Presentation
I am an assistant professor in statistics at ENSAI (Rennes) working on topics related to machine learning and high-dimensional statistics. My PhD centered on two areas in modern statistics: change-point detection and ranking problems.
I am interested in GPU parallel computing. I’m currently developing a Julia library focused on optimizing fundamental functions like mapreduce
(for operations such as sum) and accumulate
(for operations like prefix sum). You can explore my experimental work at my GitHub repository Luma for more technical details.

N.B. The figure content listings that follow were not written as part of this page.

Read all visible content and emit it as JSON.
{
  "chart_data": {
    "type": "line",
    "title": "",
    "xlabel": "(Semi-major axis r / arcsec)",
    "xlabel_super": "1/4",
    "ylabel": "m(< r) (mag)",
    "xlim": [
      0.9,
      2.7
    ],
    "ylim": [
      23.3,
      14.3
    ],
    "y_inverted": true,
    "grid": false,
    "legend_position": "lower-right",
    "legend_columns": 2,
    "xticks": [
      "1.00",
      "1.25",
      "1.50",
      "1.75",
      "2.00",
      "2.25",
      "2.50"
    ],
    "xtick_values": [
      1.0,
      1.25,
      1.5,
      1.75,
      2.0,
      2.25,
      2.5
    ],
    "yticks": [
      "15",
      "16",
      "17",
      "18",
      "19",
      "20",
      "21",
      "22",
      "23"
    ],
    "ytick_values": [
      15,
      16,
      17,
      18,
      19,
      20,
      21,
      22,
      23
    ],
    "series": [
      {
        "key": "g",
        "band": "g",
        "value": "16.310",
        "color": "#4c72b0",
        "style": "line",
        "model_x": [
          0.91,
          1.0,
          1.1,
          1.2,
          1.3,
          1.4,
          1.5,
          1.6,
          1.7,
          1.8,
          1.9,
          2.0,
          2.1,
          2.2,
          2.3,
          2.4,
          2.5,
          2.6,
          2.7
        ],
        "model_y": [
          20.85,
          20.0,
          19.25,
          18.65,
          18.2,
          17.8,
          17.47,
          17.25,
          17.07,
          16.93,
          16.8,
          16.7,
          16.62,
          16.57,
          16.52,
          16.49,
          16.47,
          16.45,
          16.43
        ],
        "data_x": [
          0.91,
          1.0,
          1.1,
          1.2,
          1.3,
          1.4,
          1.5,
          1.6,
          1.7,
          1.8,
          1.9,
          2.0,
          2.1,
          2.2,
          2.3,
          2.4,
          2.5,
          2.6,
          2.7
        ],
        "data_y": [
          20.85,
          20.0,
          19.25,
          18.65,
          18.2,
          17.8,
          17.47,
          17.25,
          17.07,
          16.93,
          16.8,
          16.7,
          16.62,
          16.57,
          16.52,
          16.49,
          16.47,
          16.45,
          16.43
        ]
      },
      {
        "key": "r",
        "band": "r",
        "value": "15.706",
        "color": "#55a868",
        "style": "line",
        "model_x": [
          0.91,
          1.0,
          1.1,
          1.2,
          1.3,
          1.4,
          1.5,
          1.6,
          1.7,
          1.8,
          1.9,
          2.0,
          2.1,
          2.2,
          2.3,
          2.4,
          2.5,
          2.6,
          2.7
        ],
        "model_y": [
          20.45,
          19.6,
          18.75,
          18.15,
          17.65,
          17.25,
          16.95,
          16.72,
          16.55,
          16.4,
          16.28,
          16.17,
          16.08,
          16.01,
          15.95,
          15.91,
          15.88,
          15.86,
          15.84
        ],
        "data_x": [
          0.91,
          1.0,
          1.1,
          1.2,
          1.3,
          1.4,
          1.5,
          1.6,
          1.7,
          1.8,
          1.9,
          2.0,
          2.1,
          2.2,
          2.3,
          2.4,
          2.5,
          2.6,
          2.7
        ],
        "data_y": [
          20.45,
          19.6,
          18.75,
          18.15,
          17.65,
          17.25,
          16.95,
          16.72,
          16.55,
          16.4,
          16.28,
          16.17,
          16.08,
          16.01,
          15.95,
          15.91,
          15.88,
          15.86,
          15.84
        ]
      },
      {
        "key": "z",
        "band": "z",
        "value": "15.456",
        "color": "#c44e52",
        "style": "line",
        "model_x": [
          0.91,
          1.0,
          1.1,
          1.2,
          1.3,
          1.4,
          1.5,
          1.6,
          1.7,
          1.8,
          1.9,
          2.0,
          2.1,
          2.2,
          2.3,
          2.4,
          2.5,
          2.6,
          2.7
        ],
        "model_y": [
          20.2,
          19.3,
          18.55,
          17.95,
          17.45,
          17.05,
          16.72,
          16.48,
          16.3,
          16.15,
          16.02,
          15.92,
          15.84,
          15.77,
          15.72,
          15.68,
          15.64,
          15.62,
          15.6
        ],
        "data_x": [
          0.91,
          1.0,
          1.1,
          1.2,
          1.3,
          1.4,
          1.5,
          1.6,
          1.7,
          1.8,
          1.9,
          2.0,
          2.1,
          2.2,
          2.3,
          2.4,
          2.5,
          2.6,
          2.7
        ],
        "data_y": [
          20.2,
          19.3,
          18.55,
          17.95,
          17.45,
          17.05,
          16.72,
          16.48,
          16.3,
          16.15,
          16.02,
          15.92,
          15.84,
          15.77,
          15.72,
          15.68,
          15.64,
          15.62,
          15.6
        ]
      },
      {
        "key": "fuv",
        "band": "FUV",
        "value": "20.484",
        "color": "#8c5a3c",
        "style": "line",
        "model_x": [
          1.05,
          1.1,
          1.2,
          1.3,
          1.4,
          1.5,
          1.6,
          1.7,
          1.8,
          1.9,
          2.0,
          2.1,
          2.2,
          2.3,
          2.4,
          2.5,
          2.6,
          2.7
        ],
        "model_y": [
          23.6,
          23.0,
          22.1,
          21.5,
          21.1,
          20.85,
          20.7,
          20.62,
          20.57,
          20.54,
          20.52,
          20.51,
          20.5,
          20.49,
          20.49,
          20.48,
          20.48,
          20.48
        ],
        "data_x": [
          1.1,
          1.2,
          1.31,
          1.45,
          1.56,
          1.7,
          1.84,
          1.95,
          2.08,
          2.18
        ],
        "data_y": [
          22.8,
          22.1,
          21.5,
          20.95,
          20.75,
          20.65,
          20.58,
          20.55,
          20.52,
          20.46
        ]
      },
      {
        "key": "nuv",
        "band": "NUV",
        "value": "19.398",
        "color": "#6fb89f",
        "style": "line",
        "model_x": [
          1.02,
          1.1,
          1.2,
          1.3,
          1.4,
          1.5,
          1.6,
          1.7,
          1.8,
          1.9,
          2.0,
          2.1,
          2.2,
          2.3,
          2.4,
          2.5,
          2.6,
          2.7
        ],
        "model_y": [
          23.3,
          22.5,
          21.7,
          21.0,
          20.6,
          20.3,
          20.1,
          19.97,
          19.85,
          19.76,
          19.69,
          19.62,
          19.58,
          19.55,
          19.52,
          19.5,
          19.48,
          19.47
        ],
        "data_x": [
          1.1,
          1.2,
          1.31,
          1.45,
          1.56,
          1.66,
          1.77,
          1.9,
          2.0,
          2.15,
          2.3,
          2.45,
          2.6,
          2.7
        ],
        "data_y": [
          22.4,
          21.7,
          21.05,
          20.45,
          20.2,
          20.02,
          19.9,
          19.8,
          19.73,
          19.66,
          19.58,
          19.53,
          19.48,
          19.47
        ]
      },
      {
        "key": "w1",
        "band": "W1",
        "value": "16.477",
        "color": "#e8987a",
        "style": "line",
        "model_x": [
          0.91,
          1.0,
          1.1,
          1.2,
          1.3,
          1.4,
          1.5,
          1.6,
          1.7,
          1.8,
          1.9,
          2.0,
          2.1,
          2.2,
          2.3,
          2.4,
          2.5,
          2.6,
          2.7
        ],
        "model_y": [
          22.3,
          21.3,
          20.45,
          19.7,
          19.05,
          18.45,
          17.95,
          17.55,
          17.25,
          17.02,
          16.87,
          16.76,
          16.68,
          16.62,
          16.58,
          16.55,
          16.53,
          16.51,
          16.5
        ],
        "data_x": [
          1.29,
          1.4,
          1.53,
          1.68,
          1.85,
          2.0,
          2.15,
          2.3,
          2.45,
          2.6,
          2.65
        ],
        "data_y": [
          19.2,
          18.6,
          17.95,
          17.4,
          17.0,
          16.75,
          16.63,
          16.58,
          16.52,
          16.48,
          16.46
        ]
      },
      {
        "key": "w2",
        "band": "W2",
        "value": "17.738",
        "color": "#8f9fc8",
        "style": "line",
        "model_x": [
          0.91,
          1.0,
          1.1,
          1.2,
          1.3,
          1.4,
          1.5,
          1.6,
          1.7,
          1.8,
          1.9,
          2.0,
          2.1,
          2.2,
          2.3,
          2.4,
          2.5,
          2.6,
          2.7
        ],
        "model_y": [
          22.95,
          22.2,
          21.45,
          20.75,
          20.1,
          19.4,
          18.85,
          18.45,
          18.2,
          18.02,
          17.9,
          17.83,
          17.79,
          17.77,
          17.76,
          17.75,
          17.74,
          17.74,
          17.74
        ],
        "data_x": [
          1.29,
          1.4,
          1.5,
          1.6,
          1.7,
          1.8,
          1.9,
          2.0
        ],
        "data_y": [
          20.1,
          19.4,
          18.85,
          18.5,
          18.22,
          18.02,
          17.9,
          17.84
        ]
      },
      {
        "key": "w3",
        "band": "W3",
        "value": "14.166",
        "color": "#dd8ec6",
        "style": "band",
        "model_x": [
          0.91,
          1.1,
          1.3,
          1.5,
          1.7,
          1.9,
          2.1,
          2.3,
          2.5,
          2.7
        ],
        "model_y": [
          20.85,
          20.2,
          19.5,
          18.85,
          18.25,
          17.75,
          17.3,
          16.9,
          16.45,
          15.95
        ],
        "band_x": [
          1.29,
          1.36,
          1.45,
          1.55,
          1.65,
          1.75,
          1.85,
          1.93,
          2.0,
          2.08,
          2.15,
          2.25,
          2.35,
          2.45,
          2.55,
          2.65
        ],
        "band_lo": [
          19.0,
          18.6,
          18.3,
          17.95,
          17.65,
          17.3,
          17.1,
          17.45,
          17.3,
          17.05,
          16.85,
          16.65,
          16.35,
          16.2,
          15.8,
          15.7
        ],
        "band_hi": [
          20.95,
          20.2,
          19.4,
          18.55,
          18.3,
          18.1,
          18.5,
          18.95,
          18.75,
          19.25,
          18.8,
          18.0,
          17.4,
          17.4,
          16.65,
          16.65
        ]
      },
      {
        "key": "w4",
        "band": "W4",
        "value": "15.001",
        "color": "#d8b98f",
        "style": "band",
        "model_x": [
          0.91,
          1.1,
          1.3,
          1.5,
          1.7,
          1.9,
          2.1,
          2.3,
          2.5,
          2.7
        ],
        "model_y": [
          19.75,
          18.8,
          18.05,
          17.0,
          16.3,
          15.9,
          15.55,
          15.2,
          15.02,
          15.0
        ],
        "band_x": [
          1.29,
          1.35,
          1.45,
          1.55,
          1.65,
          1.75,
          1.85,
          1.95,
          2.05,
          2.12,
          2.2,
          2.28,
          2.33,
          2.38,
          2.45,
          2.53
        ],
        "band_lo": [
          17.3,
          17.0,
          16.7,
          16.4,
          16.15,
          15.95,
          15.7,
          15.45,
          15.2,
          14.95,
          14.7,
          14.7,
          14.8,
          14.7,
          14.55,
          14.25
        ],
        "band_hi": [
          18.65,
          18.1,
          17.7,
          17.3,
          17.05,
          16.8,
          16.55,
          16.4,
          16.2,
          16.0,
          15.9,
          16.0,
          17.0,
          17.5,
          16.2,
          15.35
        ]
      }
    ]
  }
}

contact: firstname.lastname@ensai.fr
Publications
- E. Pilliat, A. Carpentier, N. Verzelen, Optimal rates for ranking a permuted isotonic matrix in polynomial time (2024) SODA
- E. Pilliat, A. Carpentier, N. Verzelen, Optimal permutation estimation in crowd-sourcing problems (2023) Annals of Statistics. [arxiv], [presentation],[poster]
- E. Pilliat, A. Carpentier, N. Verzelen, Optimal multiple change-point detection for high-dimensional data (2023) EJS [arxiv]
Vitae
Research
- Sep 2024 - Present: assistant professor in statistics at ENSAI
- 2024: Postdoctoral researcher at ENS Lyon
- Feb 2020 - Apr 2022 and Oct 2022 - Dec 2023: PhD Student at Université de Montpellier and INRAE
- 2019: Research Project at Ecole Normale Supérieure Paris Saclay with Vianney Perchet on Optimal Order Selection for an Online Reward Maximization problem
- Apr 2019: Research Project at OVGU Magdeburg with Alexandra Carpentier on Signal Detection and Change-Point Detection
- 2018: Research Internship at the University of Cambridge on Gaussian Free Field
Experience
- Apr 2022 - Oct 2022: Quantitative Intern at QRT
Education
- 2016-2020: Student at Ecole Normale Supérieure de Lyon
- 2013-2016: Preparatory School of Mathematics and Physics (CPGE MPSI/MP*) in Strasbourg
Teaching
- 2020-2022: Teaching assistant at Université de Montpellier.